110. Imam Buta, Tabib Sakti

1.6K 38 0
                                    

Ban Thian-seng terpaksa ulurkan tangan mencekal rantai pengikat Siu-lam. Sekali kerahkan tenaga, tali rantai itupun putus berkeping keping. "Nah, sekarang bilanglah!" serunya.

Hui-ing geleng-geleng kepala, "Tidak jadi, sekarangpun tak dapat kukatakan!"

"Mengapa?" bentak Ban Thian-seng marah.

"Karena jika tadi, engkau hanya membunuh aku seorang. Tetapi jika sekarang, engkau tentu membunuh aku berdua dengan suhengku!"

"Engkau begitu pintar, apa Ih Ing Hoa yang mengajarkan kepadamu?" seru Ban Thian-Seng.

"Benar, kecuali dia, siapakah yang mampu memberi ajaran tentang cara menjaga hati orang yang gampang berobah itu?" sahut Hui-ing.

"Lalu bagaimana kehendakmu?" seru Ban Thian-seng.

"Antar aku keluar dari guha ini dulu, baru nanti kukatakan!"

"Baik," sahut Ban Thian-seng seraya menyambar tubuh Siu-lam terus dibawa loncat ke luar guha.

Hian-song tak mengira bahwa Hui-ing dengan mudah dapat menolong Siu-lam. Ia tidak tahu bagaimana perasaannya saat itu ketika melihat Siu-lam dibawa keluar oleh Ban Thian seng. Darahnya tersirap dan seketika timbullah rasa gundah dalam hatinya. serentak ia menghunus pedang dan mengikuti dibelakang Hui-ing.

Dalam membawa tubuh Siu-lam. Ban Thian-seng hanya menggunakan sebelah tangannya dan dengan ringan sekali ia berlompatan seperti di tanah datar.

Sekalipun Hui-ing mengejar dengan sekuat tenaga, tapi tetap tak dapat menyusul.

Melihat ilmu meringankan tubuh dari Hui-ing itu tak dibawahnya, diam-diam Hian-song terkejut. Ia kuatir tak dapat menyusul. Cepat ia melambung keatas sebuah batu gunung lalu loncat turun kebawah, tepat dihadapan Hui-ing.

Hui-ing terpaksa berhenti. "Mau apa kau?"

"Ada beberapa hal yang hendak kutanyakan kepadamu?" jawab Hian-song.

"Apa?" kata Hui-ing seraya lanjutkan larinya agar jangan kehilangan jejak Ban Thian seng.

Terpaksa Hian-song mengikutinya. "Hendak engkau bawa kemanakah engkoh Siu-lam itu?" tanya Hian-song sambil berjalan.
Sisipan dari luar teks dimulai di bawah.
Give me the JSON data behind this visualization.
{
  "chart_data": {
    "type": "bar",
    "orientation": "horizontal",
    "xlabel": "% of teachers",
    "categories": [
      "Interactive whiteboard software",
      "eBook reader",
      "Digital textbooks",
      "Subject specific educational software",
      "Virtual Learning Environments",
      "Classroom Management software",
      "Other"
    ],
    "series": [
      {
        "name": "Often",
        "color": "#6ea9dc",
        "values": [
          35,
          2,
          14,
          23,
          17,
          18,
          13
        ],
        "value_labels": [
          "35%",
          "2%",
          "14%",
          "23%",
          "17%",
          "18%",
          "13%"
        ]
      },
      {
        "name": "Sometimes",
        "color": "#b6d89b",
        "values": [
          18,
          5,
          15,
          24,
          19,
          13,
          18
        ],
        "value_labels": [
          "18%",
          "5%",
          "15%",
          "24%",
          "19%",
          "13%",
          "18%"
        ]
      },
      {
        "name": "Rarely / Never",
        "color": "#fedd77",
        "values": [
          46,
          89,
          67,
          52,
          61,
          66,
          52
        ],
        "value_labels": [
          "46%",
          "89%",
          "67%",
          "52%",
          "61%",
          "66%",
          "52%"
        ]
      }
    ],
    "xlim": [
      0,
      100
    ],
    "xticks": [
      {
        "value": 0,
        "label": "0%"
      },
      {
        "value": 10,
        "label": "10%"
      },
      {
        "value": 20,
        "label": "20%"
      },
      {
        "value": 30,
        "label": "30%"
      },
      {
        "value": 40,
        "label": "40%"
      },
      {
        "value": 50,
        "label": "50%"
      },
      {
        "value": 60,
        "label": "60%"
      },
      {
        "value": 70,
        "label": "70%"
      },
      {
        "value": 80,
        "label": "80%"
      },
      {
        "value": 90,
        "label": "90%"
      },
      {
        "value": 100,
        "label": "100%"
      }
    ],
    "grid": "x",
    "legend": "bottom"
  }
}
"Entah, mungkin aku sendiripun tak dapat lolos," sahut Hui-ing.

"Apakah engkau sungguh-sungguh tahu di mana tempat si Tulang Kumala itu?" tanya Hian-song pula.

"Sudah tentu tahu," sahut Hui-ing.

"Ah, aku sendiripun dalam keadaan terdesak. Kalau tidak mengangkat guru kepadanya, Pui suheng tentu dibunuh!" kata Hian-song.

Hui-ing tertawa hambar, "Dia mati, bukan urusanku. Tetapi sekali berjumpa, tak sampai hati jika tak menolongnya!"

Dalam pada bercakap-cakap itu, keduanya telah tiba dikaki gunung. Disitu Ban Thian-seng sudah menunggu.

Hui-ing menatap Ban Thian-seng dengan pandang yang jernih, ujarnya, "Jika diam-diam engkau menutuk jalan darahnya...."

Ban Thian-seng cepat menyeletuk dengan marah, "Engkau anggap aku ini orang bagaimana? Masakan aku tak pegang janji. Jika sudah kululuskan membebaskan dia, tak nanti aku mencelakainya secara diam-diam!"

Hui-ing tersenyum, "Kawan sepermainan sejak kecil sampai berangkat dewasa, pun tak dapat dipercaya. Apalagi kita yang baru saja bertemu. Masakan begitu saja aku percaya penuh!"

Tiba-tiba Ban Thian-seng tertawa gelak-gelak, "Bagus, sekarang Tulang Kumala telah menghasilkan seorang murid yang benar-benar lain dari yang lain. Baiklah, akan kubuka jalan darahnya!"